FURCHE: Was bedeutet das konkret?

BINDER: Der Anteil der Zeitungswerbung am Gesamtwerbe-volumen ist in Österreich den Werten in unseren Nachbarländern weit unterlegen. Das ist unser Hauptproblem, hier müssen wir aufholen.

FURCHE: Der geringe Stellenwert des Zeitunglesens für den Österreicher hängt wohl auch mit der politischen Kultur des Landes zusammen, Veränderungen scheinen da langwierig und schwierig.

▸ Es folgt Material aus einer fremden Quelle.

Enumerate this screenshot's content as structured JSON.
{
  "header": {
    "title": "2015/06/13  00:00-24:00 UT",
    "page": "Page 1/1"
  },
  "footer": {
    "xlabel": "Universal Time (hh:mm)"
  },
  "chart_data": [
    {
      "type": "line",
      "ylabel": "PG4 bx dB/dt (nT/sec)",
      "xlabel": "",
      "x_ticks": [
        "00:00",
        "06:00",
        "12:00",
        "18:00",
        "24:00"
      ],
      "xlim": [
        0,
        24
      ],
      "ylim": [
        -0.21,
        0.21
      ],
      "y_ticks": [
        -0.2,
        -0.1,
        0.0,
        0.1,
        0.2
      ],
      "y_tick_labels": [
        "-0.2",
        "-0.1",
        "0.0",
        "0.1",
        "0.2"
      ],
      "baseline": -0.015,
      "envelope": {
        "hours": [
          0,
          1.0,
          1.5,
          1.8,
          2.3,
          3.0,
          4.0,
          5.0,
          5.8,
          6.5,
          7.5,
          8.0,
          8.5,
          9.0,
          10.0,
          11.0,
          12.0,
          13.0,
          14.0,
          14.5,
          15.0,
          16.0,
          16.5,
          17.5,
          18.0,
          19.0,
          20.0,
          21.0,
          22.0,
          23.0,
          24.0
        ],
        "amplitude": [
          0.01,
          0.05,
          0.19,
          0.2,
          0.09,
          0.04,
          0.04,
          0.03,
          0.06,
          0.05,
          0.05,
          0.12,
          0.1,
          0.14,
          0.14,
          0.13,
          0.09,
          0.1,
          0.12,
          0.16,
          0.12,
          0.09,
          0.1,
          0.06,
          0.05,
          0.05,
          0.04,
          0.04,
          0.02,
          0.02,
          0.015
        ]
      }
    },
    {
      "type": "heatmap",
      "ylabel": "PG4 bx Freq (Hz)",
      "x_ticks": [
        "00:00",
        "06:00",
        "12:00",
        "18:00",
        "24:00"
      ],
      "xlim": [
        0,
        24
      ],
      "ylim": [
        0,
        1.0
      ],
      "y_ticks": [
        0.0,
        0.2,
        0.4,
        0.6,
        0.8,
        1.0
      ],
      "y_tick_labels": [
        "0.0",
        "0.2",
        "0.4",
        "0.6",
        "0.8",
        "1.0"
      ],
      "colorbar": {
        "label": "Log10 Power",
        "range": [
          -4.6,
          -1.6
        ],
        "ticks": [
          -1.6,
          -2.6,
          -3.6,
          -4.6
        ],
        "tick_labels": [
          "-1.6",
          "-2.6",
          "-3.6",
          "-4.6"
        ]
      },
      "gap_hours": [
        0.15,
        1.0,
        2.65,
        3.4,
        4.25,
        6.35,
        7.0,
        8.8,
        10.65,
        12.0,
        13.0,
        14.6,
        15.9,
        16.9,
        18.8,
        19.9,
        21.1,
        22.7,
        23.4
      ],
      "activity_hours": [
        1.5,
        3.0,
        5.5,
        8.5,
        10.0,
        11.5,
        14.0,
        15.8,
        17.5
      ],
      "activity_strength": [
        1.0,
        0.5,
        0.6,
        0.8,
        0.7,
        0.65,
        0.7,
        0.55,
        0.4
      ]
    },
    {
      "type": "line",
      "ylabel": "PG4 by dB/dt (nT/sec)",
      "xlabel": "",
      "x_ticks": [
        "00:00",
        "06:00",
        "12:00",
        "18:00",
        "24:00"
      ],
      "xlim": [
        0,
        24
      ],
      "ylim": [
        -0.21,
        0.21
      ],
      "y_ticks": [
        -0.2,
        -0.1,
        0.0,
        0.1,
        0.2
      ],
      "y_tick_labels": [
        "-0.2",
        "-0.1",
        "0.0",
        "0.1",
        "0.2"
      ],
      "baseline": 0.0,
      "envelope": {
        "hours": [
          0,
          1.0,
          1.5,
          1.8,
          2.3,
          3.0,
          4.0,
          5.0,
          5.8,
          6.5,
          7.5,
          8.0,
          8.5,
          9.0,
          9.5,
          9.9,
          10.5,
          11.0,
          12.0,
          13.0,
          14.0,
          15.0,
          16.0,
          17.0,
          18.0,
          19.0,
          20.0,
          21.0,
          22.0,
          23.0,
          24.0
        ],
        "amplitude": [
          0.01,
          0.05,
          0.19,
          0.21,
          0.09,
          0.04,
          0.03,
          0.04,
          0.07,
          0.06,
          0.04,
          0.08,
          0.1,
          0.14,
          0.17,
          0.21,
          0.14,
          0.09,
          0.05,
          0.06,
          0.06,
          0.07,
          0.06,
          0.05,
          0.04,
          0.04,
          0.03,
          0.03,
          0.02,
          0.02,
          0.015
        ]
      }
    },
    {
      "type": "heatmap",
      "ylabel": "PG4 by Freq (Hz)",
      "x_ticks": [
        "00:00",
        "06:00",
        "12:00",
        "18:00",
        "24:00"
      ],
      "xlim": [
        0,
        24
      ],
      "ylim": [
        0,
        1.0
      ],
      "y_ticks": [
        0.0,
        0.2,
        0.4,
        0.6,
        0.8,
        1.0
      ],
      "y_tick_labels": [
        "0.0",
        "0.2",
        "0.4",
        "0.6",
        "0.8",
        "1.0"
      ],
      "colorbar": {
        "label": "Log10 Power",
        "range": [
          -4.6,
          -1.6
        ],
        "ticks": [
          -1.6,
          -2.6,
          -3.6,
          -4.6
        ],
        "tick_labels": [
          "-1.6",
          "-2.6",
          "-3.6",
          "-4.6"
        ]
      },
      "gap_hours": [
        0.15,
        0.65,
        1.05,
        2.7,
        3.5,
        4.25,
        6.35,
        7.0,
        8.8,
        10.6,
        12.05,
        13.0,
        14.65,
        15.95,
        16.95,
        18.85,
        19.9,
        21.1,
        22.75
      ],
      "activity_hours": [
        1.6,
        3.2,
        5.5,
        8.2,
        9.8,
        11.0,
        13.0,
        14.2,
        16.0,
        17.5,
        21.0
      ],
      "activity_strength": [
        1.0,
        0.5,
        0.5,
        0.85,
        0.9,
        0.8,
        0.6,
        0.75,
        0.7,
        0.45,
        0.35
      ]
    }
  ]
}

BINDER: Sicher sind Stil und Umfang der Redaktion und Rezeption von Massenmedien ein Ausdruck der Kultur des politischen Lebens. Aber ich gehe davon aus, daß denkende Politiker in allen demokratischen Parteien großes Interesse daran haben, daß sich unsere Zeitungen qualitativ und quantitativ weiterentwickeln.

Wenn sich der politische Stil verändert, dann verändert sich auch der Stil der Zeitungen. Der in der Politik weltweit feststellbare Trend zur Regionalisierung kommt diesen Bestrebungen sicher entgegen.

FURCHE:Ist denn die Regionalisierung für die Zukunft der Zeitungen von solcher Bedeutung?

BINDER: Die Stärke des Zeitungswesens unserer Nachbarländer ist dessen regionale Verankerung. In der wesentlich kleineren Schweiz gibt es über 100 Tageszeitungen, bei uns 17, in der Bundesrepublik Hunderte - gar nicht zu reden von der Zeitungsdichte in den skandinavischen oder angelsächsischen Ländern.

FURCHE: Wird es eine sogenannte „liberale“ Zeitung geben? Und was weiß man Neues über das „Falk-Projekt“?

BINDER: Die vieldiskutierte Initiative des Oscar Bronner, eine liberale Tageszeitung nach englischem Muster zu gründen, ist vorerst zurückgestellt worden. Vermutungen, Kurt Falk werde sich bemühen, eine billige Sonntagszeitung auf den Markt zu bringen, bestehen weiterhin. Ich würde allerdings nicht überrascht sein, wenn Herr Falk etwas ganz anderes starten würde, als ihm derzeit alle zutrauen.

Mit dem kürzlich gewählten Präsidenten des Verbandes der österreichischen Zeitungsherausgeber und -Verleger und Direktor des NO Pressehauses sprach Leonore Rambosek.